A BINHA BRIMEIRA BEIA BARATONA OU ESTOU TODO ENTUPIDO
Hoje tive que ter uma conversa comigo.
Sentei-me, não me recordo onde, puxei-me uma cadeira e comecei:
- Basicamente sinto-me dentro de uma caixa quadrada.
- Quadrada?
- Sim. Eu, dentro de uma caixa quadrada, transparente.
- Uma bolha...
- Quadrada.
- Mas vives ou não?
- Exactamente!
Em cada ligação de cada lado da caixa quadrada, onde os pontos se colam e ela ganha forma, estão as muitas prioridades. Alinhadas, fazendo parecer os pássaros quando descansam nos cabos de alta tensão. Serenamente.
- Como assim?
- Eu estou lá dentro. Imagina que a caixa é um desenho. Em cada linha estão as sugestões que os dias exigem. E tento responder a todas.
- Ok, e agora directo ao assunto...
- Até ontem estava a levar isto da corrida a sério.
- Já não estás?
- Estou...
- Mas...
- Mas não tanto.
- Explica-te...
- Percebi que por muito que te prepares tens que estar preparado para tudo.
- E entras em auto-sofrimento...
- Não, de todo.
A corrida é como as quatro Estações do ano. Tem fases. Primeiro fiquei fulo, pensava ter deitado tudo por terra, sem ter o controlo da situação.
- E...
- E, entretanto pensas que isto não é para ser levado a sério. Ao ponto de questionares tudo.
- Mas tem que ser sério...
- Há muitas formas de ser sério...
- É um facto.
- Neste caso treinar muito é sinónimo de ser sério. Levar à risca toda a informação que absorves é ser sério. Planificar e executar é ser sério. Depois, vem a gripe. Isso não é ser sério.
- Outra vez essa conversa...
- A caixa quadrada à qual instistes chamar bolha é aquilo que ainda ontem negava; obsessão.
Agora, admito, estou em modo raiva. Agora, vou até ao fim.

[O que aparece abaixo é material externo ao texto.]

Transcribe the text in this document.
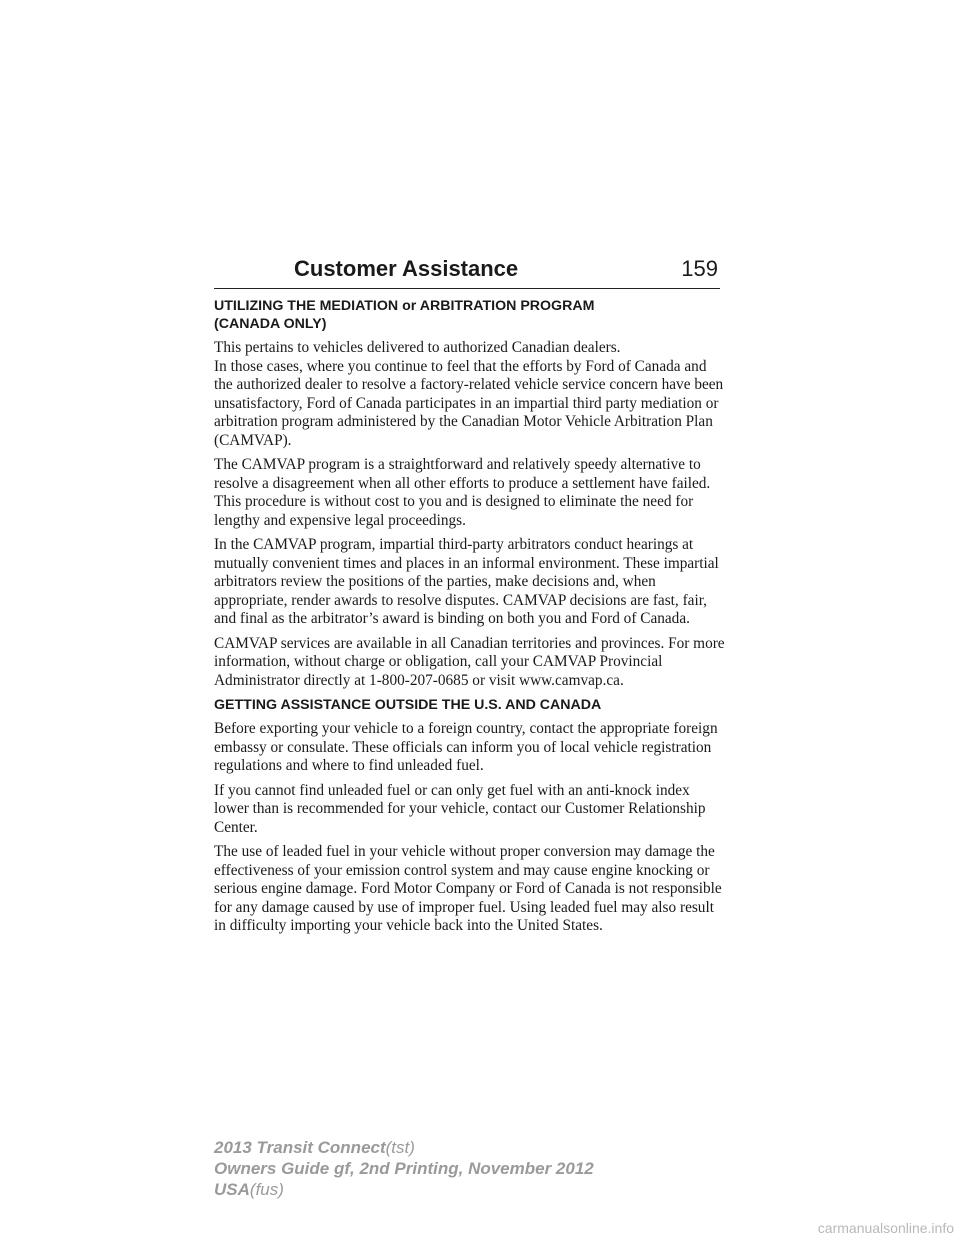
Customer Assistance	159
UTILIZING THE MEDIATION or ARBITRATION PROGRAM
(CANADA ONLY)

This pertains to vehicles delivered to authorized Canadian dealers.

In those cases, where you continue to feel that the efforts by Ford of Canada and the authorized dealer to resolve a factory-related vehicle service concern have been unsatisfactory, Ford of Canada participates in an impartial third party mediation or arbitration program administered by the Canadian Motor Vehicle Arbitration Plan (CAMVAP).

The CAMVAP program is a straightforward and relatively speedy alternative to resolve a disagreement when all other efforts to produce a settlement have failed. This procedure is without cost to you and is designed to eliminate the need for lengthy and expensive legal proceedings.

In the CAMVAP program, impartial third-party arbitrators conduct hearings at mutually convenient times and places in an informal environment. These impartial arbitrators review the positions of the parties, make decisions and, when appropriate, render awards to resolve disputes. CAMVAP decisions are fast, fair, and final as the arbitrator’s award is binding on both you and Ford of Canada.

CAMVAP services are available in all Canadian territories and provinces. For more information, without charge or obligation, call your CAMVAP Provincial Administrator directly at 1-800-207-0685 or visit www.camvap.ca.

GETTING ASSISTANCE OUTSIDE THE U.S. AND CANADA

Before exporting your vehicle to a foreign country, contact the appropriate foreign embassy or consulate. These officials can inform you of local vehicle registration regulations and where to find unleaded fuel.

If you cannot find unleaded fuel or can only get fuel with an anti-knock index lower than is recommended for your vehicle, contact our Customer Relationship Center.

The use of leaded fuel in your vehicle without proper conversion may damage the effectiveness of your emission control system and may cause engine knocking or serious engine damage. Ford Motor Company or Ford of Canada is not responsible for any damage caused by use of improper fuel. Using leaded fuel may also result in difficulty importing your vehicle back into the United States.

2013 Transit Connect(tst)
Owners Guide gf, 2nd Printing, November 2012
USA(fus)
carmanualsonline.info
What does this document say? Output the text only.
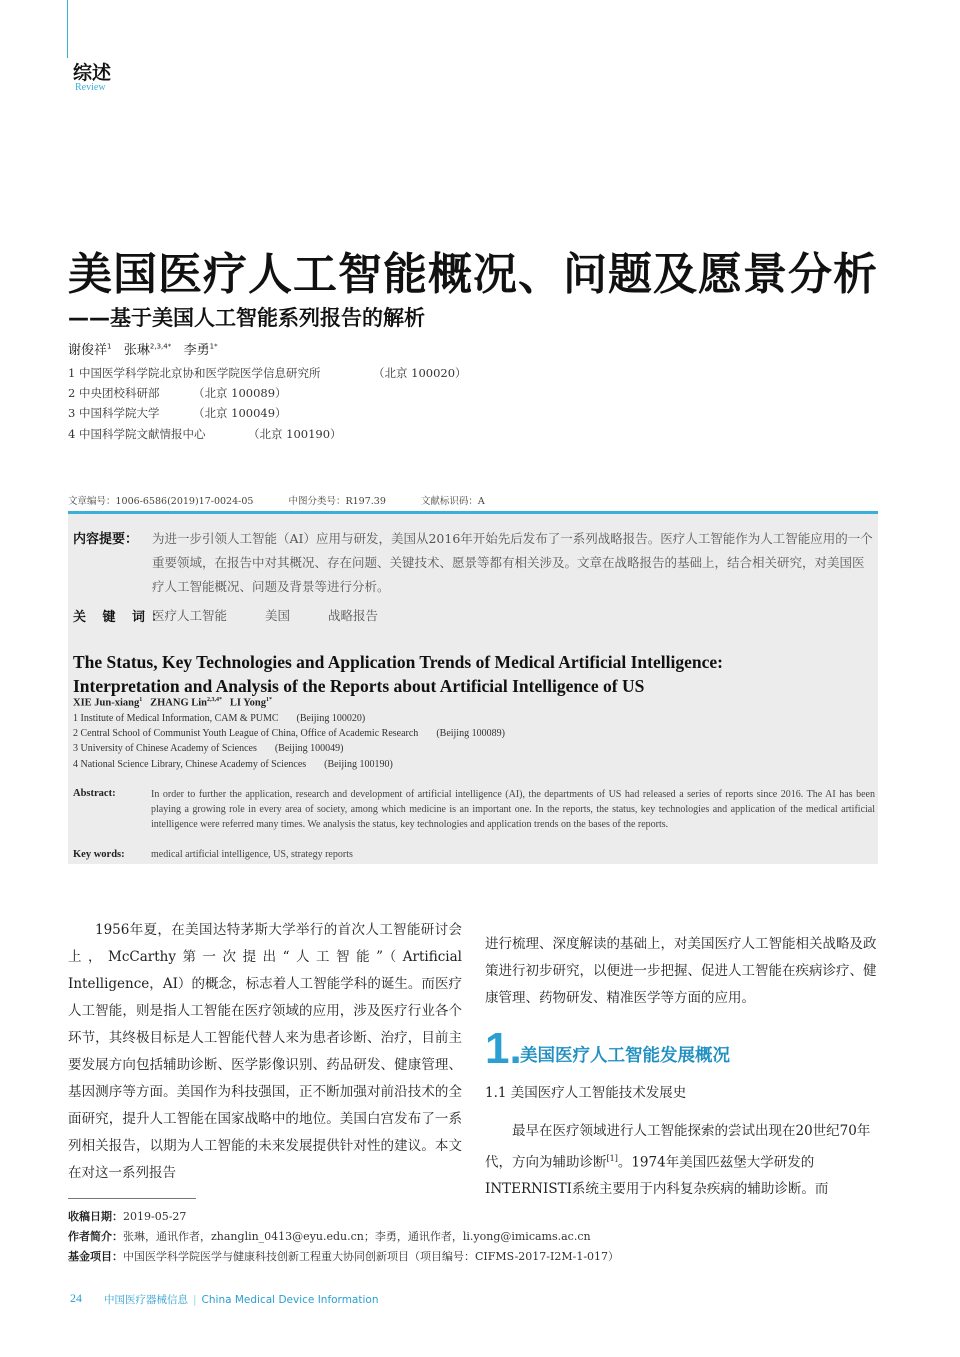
综述
Review
美国医疗人工智能概况、问题及愿景分析
——基于美国人工智能系列报告的解析
谢俊祥$^1$ 张琳$^{2,3,4*}$ 李勇$^{1*}$
1 中国医学科学院北京协和医学院医学信息研究所	（北京 100020）
2 中央团校科研部	（北京 100089）
3 中国科学院大学	（北京 100049）
4 中国科学院文献情报中心	（北京 100190）
文章编号：1006-6586(2019)17-0024-05	中图分类号：R197.39	文献标识码：A
内容提要： 为进一步引领人工智能（AI）应用与研发，美国从2016年开始先后发布了一系列战略报告。医疗人工智能作为人工智能应用的一个重要领域，在报告中对其概况、存在问题、关键技术、愿景等都有相关涉及。文章在战略报告的基础上，结合相关研究，对美国医疗人工智能概况、问题及背景等进行分析。
关 键 词：
医疗人工智能	美国	战略报告
The Status, Key Technologies and Application Trends of Medical Artificial Intelligence:
Interpretation and Analysis of the Reports about Artificial Intelligence of US
XIE Jun-xiang$^1$ ZHANG Lin$^{2,3,4*}$ LI Yong$^{1*}$
1 Institute of Medical Information, CAM & PUMC (Beijing 100020)
2 Central School of Communist Youth League of China, Office of Academic Research (Beijing 100089)
3 University of Chinese Academy of Sciences (Beijing 100049)
4 National Science Library, Chinese Academy of Sciences (Beijing 100190)
Abstract:	In order to further the application, research and development of artificial intelligence (AI), the departments of US had released a series of reports since 2016. The AI has been playing a growing role in every area of society, among which medicine is an important one. In the reports, the status, key technologies and application of the medical artificial intelligence were referred many times. We analysis the status, key technologies and application trends on the bases of the reports.
Key words:	medical artificial intelligence, US, strategy reports

1956年夏，在美国达特茅斯大学举行的首次人工智能研讨会上，McCarthy第一次提出“人工智能”（Artificial Intelligence，AI）的概念，标志着人工智能学科的诞生。而医疗人工智能，则是指人工智能在医疗领域的应用，涉及医疗行业各个环节，其终极目标是人工智能代替人来为患者诊断、治疗，目前主要发展方向包括辅助诊断、医学影像识别、药品研发、健康管理、基因测序等方面。美国作为科技强国，正不断加强对前沿技术的全面研究，提升人工智能在国家战略中的地位。美国白宫发布了一系列相关报告，以期为人工智能的未来发展提供针对性的建议。本文在对这一系列报告

进行梳理、深度解读的基础上，对美国医疗人工智能相关战略及政策进行初步研究，以便进一步把握、促进人工智能在疾病诊疗、健康管理、药物研发、精准医学等方面的应用。

1.
美国医疗人工智能发展概况
1.1 美国医疗人工智能技术发展史

最早在医疗领域进行人工智能探索的尝试出现在20世纪70年代，方向为辅助诊断[1]。1974年美国匹兹堡大学研发的INTERNISTI系统主要用于内科复杂疾病的辅助诊断。而

收稿日期：2019-05-27
作者简介：张琳，通讯作者，zhanglin_0413@eyu.edu.cn；李勇，通讯作者，li.yong@imicams.ac.cn
基金项目：中国医学科学院医学与健康科技创新工程重大协同创新项目（项目编号：CIFMS-2017-I2M-1-017）
24 中国医疗器械信息 | China Medical Device Information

- E já não estás a levar isso a sério?
- Estou, mas não como até ontem.
Vou correr, faltam dois dias.
Vou correr com ou sem gripe.
É uma questão de princípio.
- Queres que te diga o quê?
- Nada. A ideia, na verdade, não é receber o que quer que seja. Passa apenas por colocar para ler aquilo que passa, de forma transversal, por mim, nos dias que correm.
- Sabes o que aprendi com isto?
- Não...
- Correr tem só a ver com cada um.
- Estou farto de dizer-te isso...
- Sim, mas...
- Mas, olha, ainda hoje perguntei à Rita porque corria todos os dias na semana antes da meia maratona. Que é sempre assim, que é assim que se sente bem. Não altera as rotinas, a não ser na quilometragem percorrida. Nem sequer altera o pequeno almoço no dia da corrida.
Outros não correm, alimentam-se a rigor, descansam...
- Tu também corres com o estômago vazio...
- Mas como sempre qualquer coisa doce. E um café.
- E a cena da gripe...
- Está controlado. Continuo entupido, como bem percebes, mas ando a carregar no chá de gengibre - ácido para caraças - no Brufen, nas vitaminas, no Griponal, estou a bater-me mais ou menos bem.
- Continuas a sentir-te preparado?
- Mais do que nunca.
- Mas não tens o corpo adormecido, a cabeça com uma bolha de ar lá dentro, vontade de dormir?
- Tenho, - lá vem a bolha outra vez - mas, a espaços, sinto melhorias, depois menos.
- E achas que domingo estás bem?
- Perguntaste se estava preparado, não perguntaste se me vou sentir bem. Não tenho essa resposta.
- Então como é que estás preparado...
- Estou. Tenho uma certeza. Estou preparado para correr a meia maratona. Tudo o resto são os desafios permanentes durante vinte e um quilómetros. Respirar bem ou mal - talvez isto também seja reflexo de ter deixado o tabaco - sentir o corpo mais leve ou mais pesado. Ter dores ou não ter - estava tão bem nesse aspecto -, isso são as barreiras que tenho que derrubar...
- Mais as subidas...
- Não tem muitas. Mas tem. Mais o calor. Muita gente. Muito longe. Mas para isso estou preparado.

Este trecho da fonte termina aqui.